Parks NT had hoped to reinstate a 4WD track, but when its chopper-filmed footage unveiled more than expected, volunteers came aboard.
“They [Parks NT] found some most attractive waterholes, and sought the assistance of 4WD NT to find a way to get at them,” explained Mal Stewart, president of 4WD Northern Territory.
A MULTI-CLUB EFFORT
4WD Northern Territory is an umbrella organisation for 4WD clubs in the Territory. And, as the state-wide chair, it was Mal’s job to co-ordinate the clubs’ activities. Collaboratively, volunteers sniffed out the tracks, pouring over the footage, satellite imagery and pastoralist documentation before locking in hubs.
“It was certainly a very exciting time–they [the tracks] really were uncharted for the past 30, 40 or 50 years,” Mal explains.
THE NEW 4WD TRACKS IN THE LITCHFIELD CENTRAL VALLEY
The four-year exploration project yielded amazing results.
“There is one main track now to access the East Branch of the Reynolds River, and a few side tracks to a cluster of waterfalls, gorges and a very attractive spring,” said Mal.
Although subject to a lot of work, and perhaps a little gravel, the tracks will remain 4WD.
The access track to the high country leads to an escarpment, which presented a very challenging descent and accent to and from the valley below.
“Many vehicles both from the 4WD clubs and Parks NT have had to be winched up the slope,” said Mal. “Just this section of the track will be bitumised as it would otherwise become completely un-drivable.”
RECLAIMED BY NATURE
Surprisingly, the clubs found little evidence of the former pastoral activities during exploration with sections reclaimed by dense forest.
“Other places consisted of sandy soil a bit of grass,” said Mal.
In some cases, mature trees had taken root within the tracks.
“It was quite extensive. It took many trips. At times we had to re-chart the course, recheck the facts, but we did it.”
FINDING STEWART’S ‘CRYSTAL SPRINGS’
Although thought to be a watercourse, the pristine bubbling crystal spring uncovered amid dense forest surpassed everyone’s expectations.
“The spring just comes out of the ground on a flat area, and you can drive around the outside of it. And it’s just the right temperature, too.

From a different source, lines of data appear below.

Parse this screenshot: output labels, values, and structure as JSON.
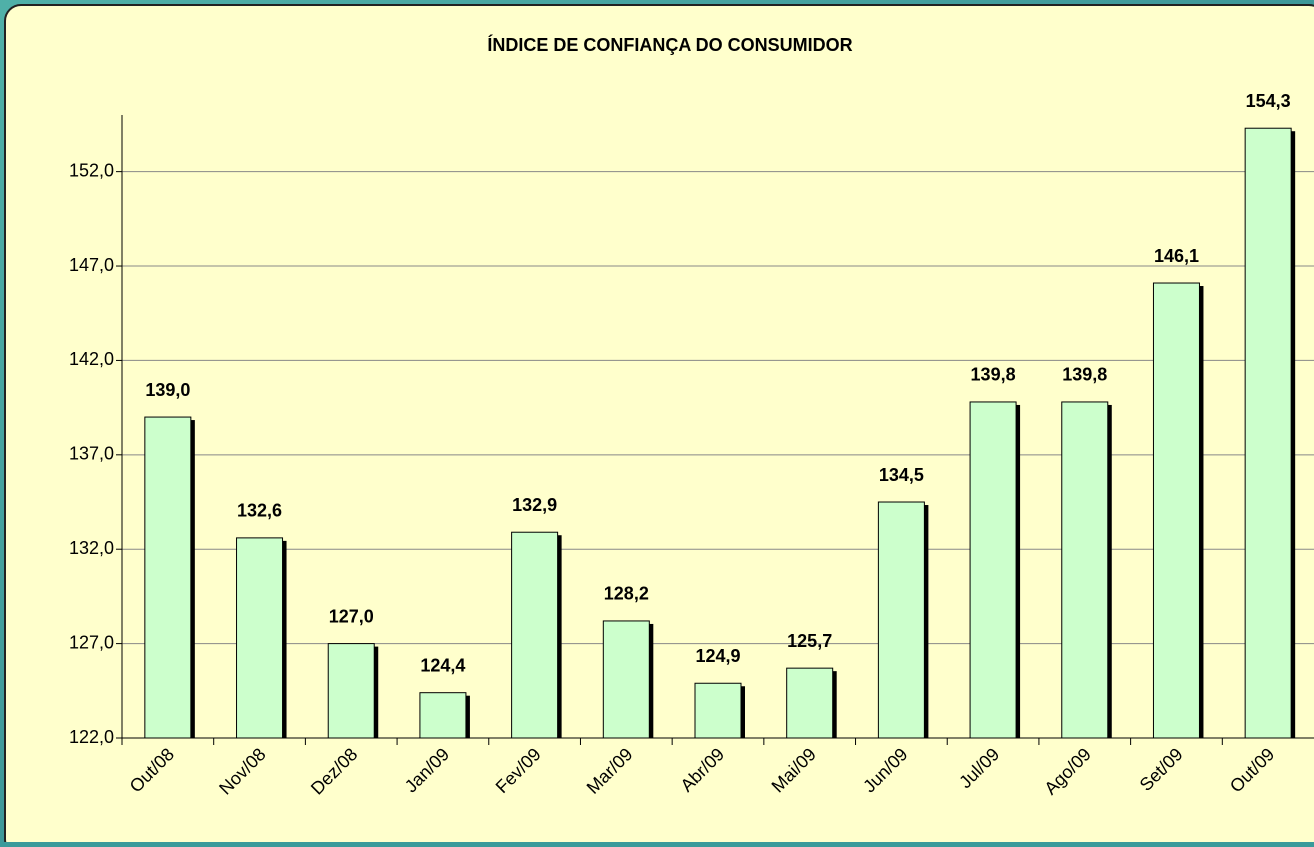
{
  "chart_data": {
    "type": "bar",
    "title": "ÍNDICE DE CONFIANÇA DO CONSUMIDOR",
    "categories": [
      "Out/08",
      "Nov/08",
      "Dez/08",
      "Jan/09",
      "Fev/09",
      "Mar/09",
      "Abr/09",
      "Mai/09",
      "Jun/09",
      "Jul/09",
      "Ago/09",
      "Set/09",
      "Out/09"
    ],
    "values": [
      139.0,
      132.6,
      127.0,
      124.4,
      132.9,
      128.2,
      124.9,
      125.7,
      134.5,
      139.8,
      139.8,
      146.1,
      154.3
    ],
    "value_labels": [
      "139,0",
      "132,6",
      "127,0",
      "124,4",
      "132,9",
      "128,2",
      "124,9",
      "125,7",
      "134,5",
      "139,8",
      "139,8",
      "146,1",
      "154,3"
    ],
    "color": "#ccffcc",
    "ylim": [
      122,
      155
    ],
    "yticks": [
      {
        "value": 122,
        "label": "122,0"
      },
      {
        "value": 127,
        "label": "127,0"
      },
      {
        "value": 132,
        "label": "132,0"
      },
      {
        "value": 137,
        "label": "137,0"
      },
      {
        "value": 142,
        "label": "142,0"
      },
      {
        "value": 147,
        "label": "147,0"
      },
      {
        "value": 152,
        "label": "152,0"
      }
    ],
    "grid": true
  }
}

The perfect temperature for a spring,” said Mal.
And right now, they are the springs with no name.
“As far as I know, none of it is named,” laughed Mal.
“That’s up to Parks … [but] when we camped at the spring we named it Crystal Springs.”
ABOUT TURBOCHARGING TOURISM
The new 18km of 4WD tracks in Litchfield Central Valley form stage 1 of the NT Government’s $17.5 million Turbocharging Tourism package, with stage 2 to include campgrounds, mountain bike trails, car parking and picnic areas.